Feb 25, 2013

Pixel Perfect. Is the Chromebook Pixel ready for primetime?

Last week, counter to what Google’s former CEO Eric Schmidt has stated in the past, Google announced it’s releasing a touch enabled Chrome OS laptop, the Chromebook Pixel (starting at $1,299). Never heard of Chrome OS? Don’t worry. Although it was announced in 2009, Chrome OS hasn’t yet made much of an impact with hardware manufacturers. At its essence, Chrome OS is an operating system that only runs one program, the Chrome web browser. Websites are treated as apps in the Chrome Web Store. Installing an app adds a link to the page in your “Apps” list. Here is a brief video, put out by Google in which they do their best to paint the rosiest picture of all the possibilities for Chrome OS.

So, in short, Google has built on top of an existing Open Source project called Chromium OS, which seeks to turn the browser into the entire operating system. Running your OS in the browser is not a silver bullet to solve your PC issues, but it can definitely serve a niche or even shine as a couch or kitchen PC.

The release of the Chromebook Pixel marks a significant moment in Google’s timeline of pushing the Chromebook toward a full PC replacement. Chrome OS was initially targeted at, and is arguably much more appropriate for, netbook computers (smaller laptops intended for surfing the net). In terms of specifications, battery life, and cost, the pixel seems to have overshot the netbook market by a pretty fair margin. The Pixel price and hardware are more akin to the Macbook Air or the Microsoft Surface, both of which run a myriad of native software and offer boot up times closer to 10-20 seconds rather than the 45 seconds as mentioned in the 2010 video above.

Google’s focus is not the software user, though; it’s the web user. Despite the obvious fact that Google makes nearly all of its money from web properties, Google stands to gain the most by pushing the battle of the desktop PC from your desk to the cloud. The PC industry has had a massive head start in building out their eco systems. Google has little chance of converting a financing company that relies on the darkest depths of the office system to Chrome OS, or a creative agency that needs the full power of the Adobe Creative Suite. Rather than try to fight that uphill battle by releasing a PC competitor, Google is attempting to level the playing field by framing Chrome OS as a computer for the web user.

Chrome OS is Google’s touch enabled operating system for the always connected individual. Where does this leave Android? Lately we’ve seen the advent of larger screen Android devices and tablets that feature pen input, multiple application windows, Bluetooth keyboards, and full netbook style devices. Is Google planning to compete with itself in the touch device market? Will the Pixel cannibalize Android tablet sales?

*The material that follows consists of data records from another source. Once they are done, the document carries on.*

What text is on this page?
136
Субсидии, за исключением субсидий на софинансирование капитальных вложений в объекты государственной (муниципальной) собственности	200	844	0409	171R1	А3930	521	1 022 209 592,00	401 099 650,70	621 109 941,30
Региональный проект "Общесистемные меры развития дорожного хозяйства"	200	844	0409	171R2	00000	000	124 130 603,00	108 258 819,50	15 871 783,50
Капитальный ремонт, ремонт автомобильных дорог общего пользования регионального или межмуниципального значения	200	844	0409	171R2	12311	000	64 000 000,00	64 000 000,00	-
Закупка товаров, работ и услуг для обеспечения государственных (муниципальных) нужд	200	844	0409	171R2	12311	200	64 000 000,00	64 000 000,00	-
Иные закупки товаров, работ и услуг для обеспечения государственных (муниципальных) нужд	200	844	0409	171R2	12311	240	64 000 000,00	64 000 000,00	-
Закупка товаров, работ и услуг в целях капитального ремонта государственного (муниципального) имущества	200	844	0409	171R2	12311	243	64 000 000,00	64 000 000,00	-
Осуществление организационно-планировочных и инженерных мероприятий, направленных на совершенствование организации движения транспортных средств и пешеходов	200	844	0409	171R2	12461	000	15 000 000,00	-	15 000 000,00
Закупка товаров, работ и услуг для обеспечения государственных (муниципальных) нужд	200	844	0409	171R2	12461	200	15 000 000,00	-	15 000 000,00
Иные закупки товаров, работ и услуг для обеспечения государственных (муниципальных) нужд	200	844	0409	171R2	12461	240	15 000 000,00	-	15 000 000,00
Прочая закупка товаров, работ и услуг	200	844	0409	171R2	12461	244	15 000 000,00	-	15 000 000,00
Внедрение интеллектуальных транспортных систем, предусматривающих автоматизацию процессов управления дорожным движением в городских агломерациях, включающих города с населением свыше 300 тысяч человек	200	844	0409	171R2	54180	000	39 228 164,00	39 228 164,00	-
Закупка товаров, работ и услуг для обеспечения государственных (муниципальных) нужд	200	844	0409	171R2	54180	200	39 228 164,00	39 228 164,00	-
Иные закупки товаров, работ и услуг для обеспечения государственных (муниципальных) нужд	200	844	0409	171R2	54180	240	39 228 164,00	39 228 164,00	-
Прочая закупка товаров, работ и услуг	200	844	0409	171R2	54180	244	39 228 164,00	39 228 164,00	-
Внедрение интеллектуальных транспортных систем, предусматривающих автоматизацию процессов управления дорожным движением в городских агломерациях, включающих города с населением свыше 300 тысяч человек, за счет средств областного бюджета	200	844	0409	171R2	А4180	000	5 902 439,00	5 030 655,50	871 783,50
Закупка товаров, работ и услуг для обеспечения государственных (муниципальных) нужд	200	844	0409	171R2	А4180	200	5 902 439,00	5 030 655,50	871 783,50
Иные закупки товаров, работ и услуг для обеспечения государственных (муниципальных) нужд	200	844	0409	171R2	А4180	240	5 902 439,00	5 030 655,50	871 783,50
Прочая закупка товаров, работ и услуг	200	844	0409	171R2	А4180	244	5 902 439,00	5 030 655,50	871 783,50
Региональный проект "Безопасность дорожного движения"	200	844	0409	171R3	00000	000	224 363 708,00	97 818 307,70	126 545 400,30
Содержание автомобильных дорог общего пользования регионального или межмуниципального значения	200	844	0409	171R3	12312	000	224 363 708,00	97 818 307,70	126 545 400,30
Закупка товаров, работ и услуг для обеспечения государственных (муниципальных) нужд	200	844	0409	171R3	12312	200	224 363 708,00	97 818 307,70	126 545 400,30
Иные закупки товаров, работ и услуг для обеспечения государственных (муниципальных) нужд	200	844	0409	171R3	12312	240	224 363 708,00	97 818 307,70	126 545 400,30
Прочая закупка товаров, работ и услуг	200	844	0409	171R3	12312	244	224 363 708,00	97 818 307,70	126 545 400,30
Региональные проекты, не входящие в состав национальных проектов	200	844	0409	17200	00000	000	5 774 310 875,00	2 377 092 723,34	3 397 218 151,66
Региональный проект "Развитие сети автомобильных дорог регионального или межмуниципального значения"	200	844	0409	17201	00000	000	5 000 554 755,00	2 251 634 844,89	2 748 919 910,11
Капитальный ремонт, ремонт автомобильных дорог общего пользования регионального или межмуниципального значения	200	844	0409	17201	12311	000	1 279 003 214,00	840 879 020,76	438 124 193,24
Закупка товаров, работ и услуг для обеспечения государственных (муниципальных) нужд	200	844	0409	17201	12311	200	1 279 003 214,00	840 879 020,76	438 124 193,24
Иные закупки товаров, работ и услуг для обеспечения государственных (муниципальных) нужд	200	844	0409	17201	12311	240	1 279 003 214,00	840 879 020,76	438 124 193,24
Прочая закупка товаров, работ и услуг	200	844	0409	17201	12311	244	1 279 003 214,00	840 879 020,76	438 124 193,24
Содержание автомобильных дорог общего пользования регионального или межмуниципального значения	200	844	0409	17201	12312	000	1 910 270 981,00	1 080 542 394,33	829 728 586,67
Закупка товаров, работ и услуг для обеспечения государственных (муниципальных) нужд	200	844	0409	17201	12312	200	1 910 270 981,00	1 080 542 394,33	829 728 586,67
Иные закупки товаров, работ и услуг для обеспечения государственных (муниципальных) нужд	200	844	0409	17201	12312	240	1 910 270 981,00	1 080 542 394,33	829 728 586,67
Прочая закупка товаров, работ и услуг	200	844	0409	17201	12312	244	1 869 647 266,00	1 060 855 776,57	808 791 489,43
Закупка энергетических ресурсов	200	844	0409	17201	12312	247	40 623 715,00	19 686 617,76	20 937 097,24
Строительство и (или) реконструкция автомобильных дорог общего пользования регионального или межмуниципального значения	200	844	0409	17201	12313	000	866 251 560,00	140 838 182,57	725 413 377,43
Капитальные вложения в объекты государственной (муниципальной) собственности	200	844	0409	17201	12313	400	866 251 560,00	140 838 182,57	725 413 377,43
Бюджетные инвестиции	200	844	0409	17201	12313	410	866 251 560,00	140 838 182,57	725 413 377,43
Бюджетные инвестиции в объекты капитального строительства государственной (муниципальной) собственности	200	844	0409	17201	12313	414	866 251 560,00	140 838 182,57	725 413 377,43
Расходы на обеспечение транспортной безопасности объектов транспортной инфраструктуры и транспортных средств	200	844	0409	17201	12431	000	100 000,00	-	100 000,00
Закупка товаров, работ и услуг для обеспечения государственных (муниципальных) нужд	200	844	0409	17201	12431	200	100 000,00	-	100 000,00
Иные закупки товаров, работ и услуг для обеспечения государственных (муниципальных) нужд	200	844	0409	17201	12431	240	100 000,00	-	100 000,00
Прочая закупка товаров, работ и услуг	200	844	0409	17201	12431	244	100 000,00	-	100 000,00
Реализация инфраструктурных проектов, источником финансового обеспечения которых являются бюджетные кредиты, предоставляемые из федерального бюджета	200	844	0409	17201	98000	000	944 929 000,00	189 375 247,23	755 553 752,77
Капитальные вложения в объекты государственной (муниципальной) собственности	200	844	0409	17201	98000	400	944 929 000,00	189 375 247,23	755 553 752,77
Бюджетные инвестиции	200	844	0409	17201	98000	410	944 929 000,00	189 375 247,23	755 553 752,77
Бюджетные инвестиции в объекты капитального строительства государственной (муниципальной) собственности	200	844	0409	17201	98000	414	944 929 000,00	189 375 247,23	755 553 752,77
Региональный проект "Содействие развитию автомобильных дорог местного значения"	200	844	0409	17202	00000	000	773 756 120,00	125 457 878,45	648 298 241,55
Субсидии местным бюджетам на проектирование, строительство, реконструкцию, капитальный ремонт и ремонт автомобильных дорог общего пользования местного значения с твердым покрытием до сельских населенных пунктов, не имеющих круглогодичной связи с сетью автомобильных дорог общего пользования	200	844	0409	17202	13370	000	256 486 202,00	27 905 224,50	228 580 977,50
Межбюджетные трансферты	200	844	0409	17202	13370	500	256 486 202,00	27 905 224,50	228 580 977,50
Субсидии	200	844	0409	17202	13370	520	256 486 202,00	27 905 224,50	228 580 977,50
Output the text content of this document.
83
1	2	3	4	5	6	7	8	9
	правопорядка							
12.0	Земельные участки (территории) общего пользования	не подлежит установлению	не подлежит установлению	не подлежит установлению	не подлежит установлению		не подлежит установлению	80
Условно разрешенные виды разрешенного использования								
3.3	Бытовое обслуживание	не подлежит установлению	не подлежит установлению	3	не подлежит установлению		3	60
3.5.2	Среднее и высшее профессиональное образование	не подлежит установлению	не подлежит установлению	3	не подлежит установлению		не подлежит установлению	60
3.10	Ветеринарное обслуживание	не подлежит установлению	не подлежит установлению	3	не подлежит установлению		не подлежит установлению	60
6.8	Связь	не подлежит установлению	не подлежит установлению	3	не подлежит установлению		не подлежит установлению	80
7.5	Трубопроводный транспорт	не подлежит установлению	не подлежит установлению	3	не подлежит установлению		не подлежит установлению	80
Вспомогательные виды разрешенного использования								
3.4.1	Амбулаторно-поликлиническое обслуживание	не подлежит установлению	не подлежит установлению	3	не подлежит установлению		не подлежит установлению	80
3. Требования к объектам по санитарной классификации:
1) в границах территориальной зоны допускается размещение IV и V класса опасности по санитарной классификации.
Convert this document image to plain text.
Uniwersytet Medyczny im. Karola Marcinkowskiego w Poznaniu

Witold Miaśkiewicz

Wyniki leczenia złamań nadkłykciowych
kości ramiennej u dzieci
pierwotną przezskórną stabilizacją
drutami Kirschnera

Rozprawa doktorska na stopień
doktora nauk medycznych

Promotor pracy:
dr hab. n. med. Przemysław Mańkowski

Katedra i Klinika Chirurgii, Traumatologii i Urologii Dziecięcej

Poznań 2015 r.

Not Likely. First, let’s look at a previous statement by Google that attempts to explain the differences between the Chrome OS and Android.

“Google Chrome OS is a new project, separate from Android. Android was designed from the beginning to work across a variety of devices from phones to set-top boxes to netbooks. Google Chrome OS is being created for people who spend most of their time on the web, and is being designed to power computers ranging from small netbooks to full-size desktop systems. While there are areas where Google Chrome OS and Android overlap, we believe choice will drive innovation for the benefit of everyone, including Google.”

There is clearly a planned overlap of the devices that Chrome OS and Android appear on. However, based on previous language by Google, one would not expect to see touch screen devices included in the Chromebook repertoire. The times they are a changing in the PC market, though, and Google clearly realizes it must react by enabling a touch experience in Chrome OS.

Touch has become extremely pervasive in our world. Microsoft’s Windows 8 operating system and Ubuntu (the most popular consumer oriented Linux OS) have both received a UI overhaul to provide more touch centric interfaces and usability features. Users that are already comfortable reaching out to touch their tablet and phone will soon be instinctively reaching for the screen before the mouse. Google taking this step toward touch UI now puts them in the right spot to stay relevant with their evolving users.

 

Why it makes economic sense to go touch

As it has been with nearly all tech hardware, the prevalence of touch screen technology has driven a reduction in the cost of methods, materials, and technologies required to produce touch screen devices. This pattern in a way mirrors that of the computer memory (RAM) market around the release of Microsoft’s Windows Vista operating system. The amount of memory required by the Operating System rose dramatically for Windows Vista. The increased demand for RAM caused a ramping up in production and an improvement in processes which in turn (coupled with a price fixing law suit) has caused a drastic reduction in consumer RAM prices. Fast forward to 2013, and we’re knee deep into another technological shift; this time to touchscreens.